The Dessert Wave at Little Chaudière Rapids is bitter sweet. It is the best playwave in the City of Ottawa but it doesn't have eddy access. The Center Wave playspot at Remic Rapids by the Champlain Bridge, until recently, was the best playspot at low water in the summer in the city. After the 'main course' of paddling at Remic's Center Wave, or if the line-ups got too big, you would paddle down to surf the wave at Little Chaudière Rapids for dessert. Thus, the wave was given its name.
Dessert Wave photographed from the Quebec side of the Ottawa River.
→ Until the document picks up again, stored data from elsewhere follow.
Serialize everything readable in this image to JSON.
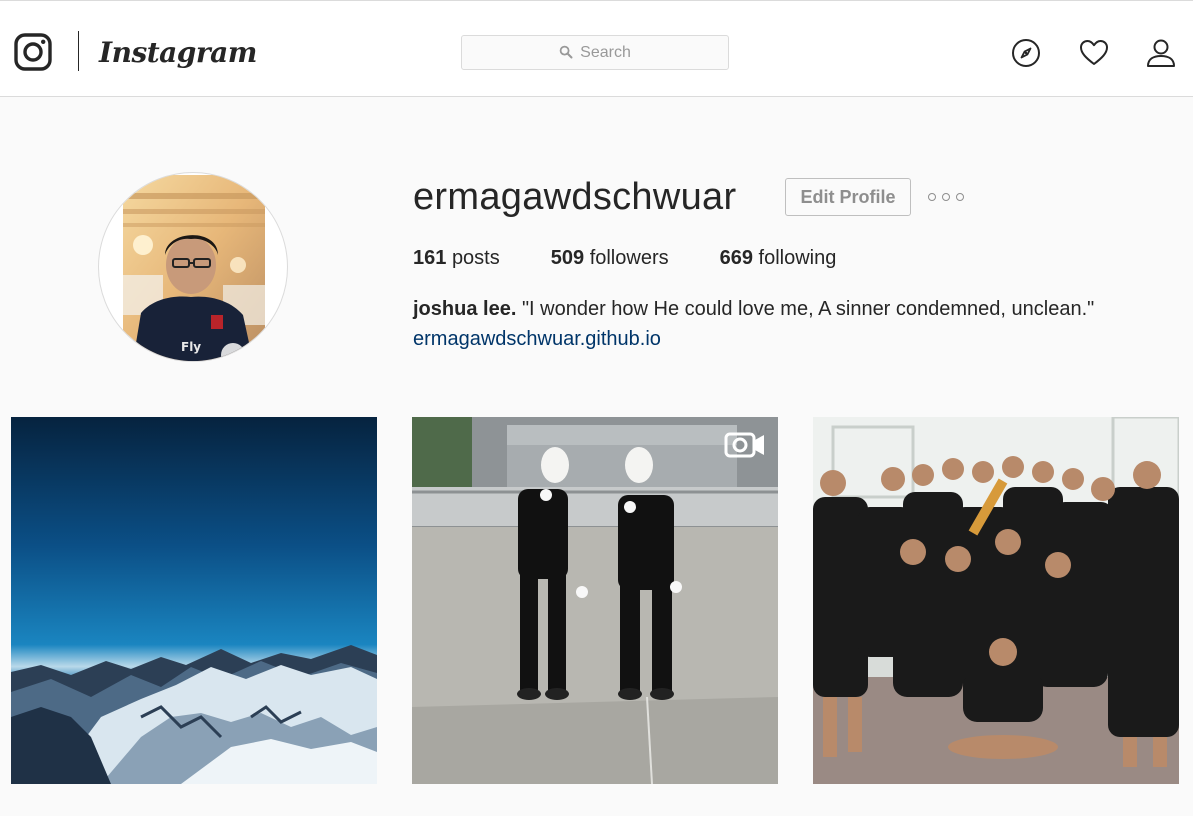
{
  "nav": {
    "wordmark": "Instagram",
    "search_placeholder": "Search",
    "icons": [
      "instagram-glyph-icon",
      "compass-icon",
      "heart-icon",
      "user-icon",
      "search-icon"
    ]
  },
  "profile": {
    "username": "ermagawdschwuar",
    "edit_button": "Edit Profile",
    "stats": {
      "posts_count": "161",
      "posts_label": "posts",
      "followers_count": "509",
      "followers_label": "followers",
      "following_count": "669",
      "following_label": "following"
    },
    "full_name": "joshua lee.",
    "bio": "\"I wonder how He could love me, A sinner condemned, unclean.\"",
    "website": "ermagawdschwuar.github.io"
  },
  "posts": [
    {
      "subject": "snowy mountain range under blue sky",
      "type": "photo"
    },
    {
      "subject": "two people in white masks on rooftop",
      "type": "video"
    },
    {
      "subject": "group photo in black shirts",
      "type": "photo"
    }
  ],
  "colors": {
    "text": "#262626",
    "muted": "#8e8e8e",
    "link": "#003569",
    "border": "#dbdbdb",
    "background": "#fafafa"
  }
}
How to get there: Little Chaudière Rapids is about 500m downstream of the Champlain Bridge adjacent to the Tunney's Pasture government complex. Click on the map below to interact with it and get directions:
The Dessert Wave is in the middle of the Ottawa River which is probably 300m to 400m wide in this area. There are 3 main access points to the Dessert Wave:

(1) If you go to the "Remic Rapid Lookout" on the Ottawa Parkway near Tunney's pasture, look to the middle of the river and you will see the wave. It's the biggest white foam pile out there. Put in above the rapid.

(2) You can paddle downstream from the Champlain Bridge Rapids. As you are paddling downstream line up the Peace Tower of Parliment Hill and the train bridge closest to the Ontario shore and that will take you too approximately where the Dessert Wave is located.

(3) The prefered access to Little Chaudière Rapids is at the end of Rue Begin at Parc Brebeuf in Gatineau. Put in above the rapid. The Sewer Wave (another playspot out at medium to high water) can be accessed from here as well.

What it's like: You will see the Dessert Wave coming as you approach it from above. The wave is big and glassy, with pile on the top. It is a slower moving wave. The higher the water level, the bigger the wave. It will hold 2 or 3 paddlers easily at higher water levels. At medium to high water you have one shot at catching the wave on the way down. If you miss it or get blown off you have to paddle to shore, walk up, and put-in again. The Dessert Wave is great for any wave move... spins, blunts, backstabs, donkey flips / air screws, loops, etc.

Water Levels: At low water below 57.7 on the Britannia gauge, the Dessert Wave can be reattained by paddling to the river left immediately after you come off of the wave. There is a rock shelf almost adjacent to the wave on the river left. Paddle left after coming off the wave. If the water is low enough you will beach yourself on the rockshelf then you can get out of your boat and walk up to reattain the wave. There is still water running over the shelf so beware of foot entrapement! Above 57.7 you have one shot at hitting the wave. Once you're off you have to paddle back to the Quebec shore to try again. This can take 20 minutes or more.

A paddler dropping onto the Dessert Wave
Surfing and setting up for a blunt on the Dessert Wave
Surfing the Dessert Wave

Safety: It's location and lack of eddy service means that it is not often that you will see paddlers there. It's best to head out with another paddler because a swim there could be really long. The Chaudiere Falls are 1km downstream and going over these would mean certain death. Moreover, it may be difficult to find so it's always good to paddle with someone that knows how to get there.


Andy Mason said...

I was always under the impression that the feature was called the Desert Wave, but I could be wrong about that part.

The part I'm certain of is that it's in the Little Chaudiere rapids. Remic rapids, believe it or not, is what the Champlain bridge crosses, and Bate Island is in the middle of. The confusion probably stems from the placement of the Remic Rapids lookout on the Ottawa River Parkway. Similar to how the Deschenes lookout looks upriver at the Deschenes rapids, so does the Remic Rapids lookout look upriver at Remic, it just happens to also be beside the Little Chaudiere rapids...

Here's a link to a map that shows the area:

Butter said...

My understanding is that it's not the Desert wave. I've paddled there since 1999 and some of the older paddlers that I went there with explained to me that it is named the Dessert wave (as in after a meal not sand) because it was paddled after you had your main course at the Champlain Bridge waves.

I was not aware of the actual placement of Remics Rapids and have never heard the name Little Chaudiere rapids. I'll look it up and change the names on my blog if necessary.